How Unit Metrics and Aggregator Metrics Work Together

from sygra.core.eval.metrics.unit_metrics.exact_match import ExactMatchMetric
from sygra.core.eval.metrics.aggregator_metrics.accuracy import AccuracyMetric

validator = ExactMatchMetric(key="tool")
unit_results = validator.evaluate(
    golden=[{"tool": "click"}, {"tool": "type"}],
    predicted=[{"tool": "click"}, {"tool": "scroll"}],
)

accuracy = AccuracyMetric()
print(accuracy.calculate(unit_results))
# Output: {'accuracy': 0.5}

Creating UnitMetricResult

from sygra.core.eval.metrics.unit_metrics.unit_metric_result import UnitMetricResult

result = UnitMetricResult(
    correct=True,
    golden={"event": "click"},
    predicted={"tool": "click"},
    metadata={"step_id": 1},
)

Initialization Patterns

from sygra.core.eval.metrics.unit_metrics.typed_value_match import TypedValueMatchMetric

metric = TypedValueMatchMetric(
    golden_text_key="text",
    predicted_text_key="text",
    fuzzy_match_threshold=0.8,
)

From Config Dict

from sygra.core.eval.metrics.unit_metrics.scroll_amount import ScrollAmountMetric

config = {
    "tolerance_percent": 20.0,
    "scroll_threshold": 10.0,
}
metric = ScrollAmountMetric(**config)

Parameter Validation

Each unit metric defines its own Pydantic config class in the same module.

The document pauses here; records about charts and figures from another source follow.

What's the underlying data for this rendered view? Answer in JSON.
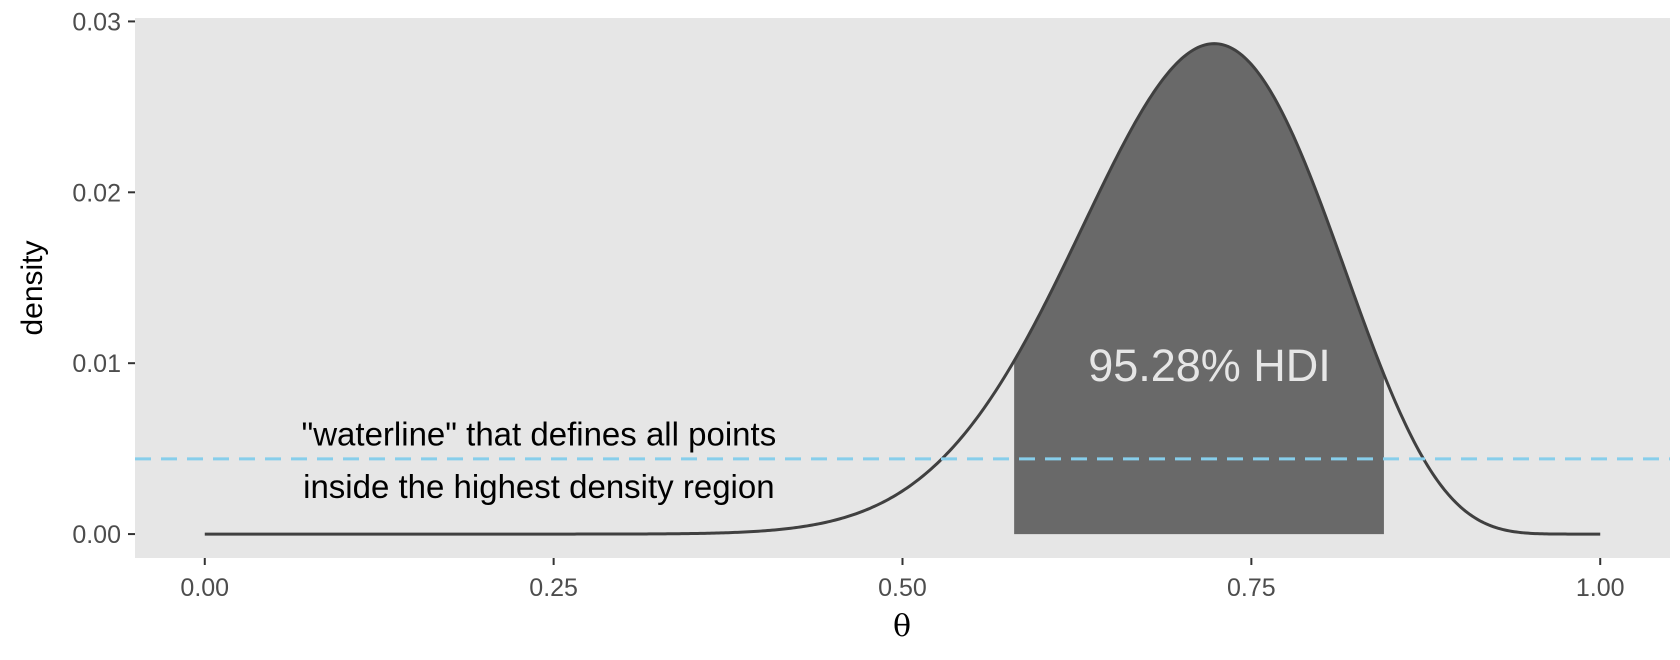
{
  "chart_data": {
    "type": "area",
    "xlabel": "θ",
    "ylabel": "density",
    "xlim": [
      -0.05,
      1.05
    ],
    "ylim": [
      -0.0014,
      0.0302
    ],
    "x_ticks": [
      {
        "value": 0.0,
        "label": "0.00"
      },
      {
        "value": 0.25,
        "label": "0.25"
      },
      {
        "value": 0.5,
        "label": "0.50"
      },
      {
        "value": 0.75,
        "label": "0.75"
      },
      {
        "value": 1.0,
        "label": "1.00"
      }
    ],
    "y_ticks": [
      {
        "value": 0.0,
        "label": "0.00"
      },
      {
        "value": 0.01,
        "label": "0.01"
      },
      {
        "value": 0.02,
        "label": "0.02"
      },
      {
        "value": 0.03,
        "label": "0.03"
      }
    ],
    "grid": false,
    "density_curve": {
      "distribution": "beta",
      "alpha": 18,
      "beta": 7.5,
      "peak_density": 0.0287,
      "x_range": [
        0.0,
        1.0
      ],
      "line_color": "#404040"
    },
    "hdi": {
      "lower": 0.58,
      "upper": 0.845,
      "fill_color": "#696969",
      "label": "95.28% HDI",
      "label_x": 0.72,
      "label_y": 0.0099
    },
    "waterline": {
      "y": 0.0044,
      "color": "#87ceeb",
      "style": "dashed"
    },
    "annotation": {
      "lines": [
        "\"waterline\" that defines all points",
        "inside the highest density region"
      ],
      "x": 0.2,
      "y_line1": 0.0059,
      "y_line2": 0.0028
    },
    "panel_background": "#e6e6e6"
  }
}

Validation errors come from Pydantic and surface as ValidationError.

✅ Valid Initialization

from sygra.core.eval.metrics.unit_metrics.action_within_bbox import ActionWithinBboxMetric

ActionWithinBboxMetric(predicted_x_key="x", predicted_y_key="y", golden_bbox_key="bbox")

❌ Invalid Initialization

from sygra.core.eval.metrics.unit_metrics.typed_value_match import TypedValueMatchMetric

# threshold out of range -> ValidationError
TypedValueMatchMetric(fuzzy_match_threshold=1.5)

Common Issues

Symptom Cause Solution
ValueError: golden and predicted must have same length Input list lengths mismatch Ensure both lists align per-item
Always returns correct=False Key mismatch or unexpected input shape Confirm keys (*_key) match your data
Fuzzy match passes unexpectedly Threshold too low Increase fuzzy_match_threshold

Configuration Architecture

Each metric file is self-contained and includes: - A Pydantic config model (*MetricConfig) - The metric implementation (*Metric) - Helper methods for normalization / comparison

This keeps metrics modular and makes it easy to add additional validators without modifying shared config classes.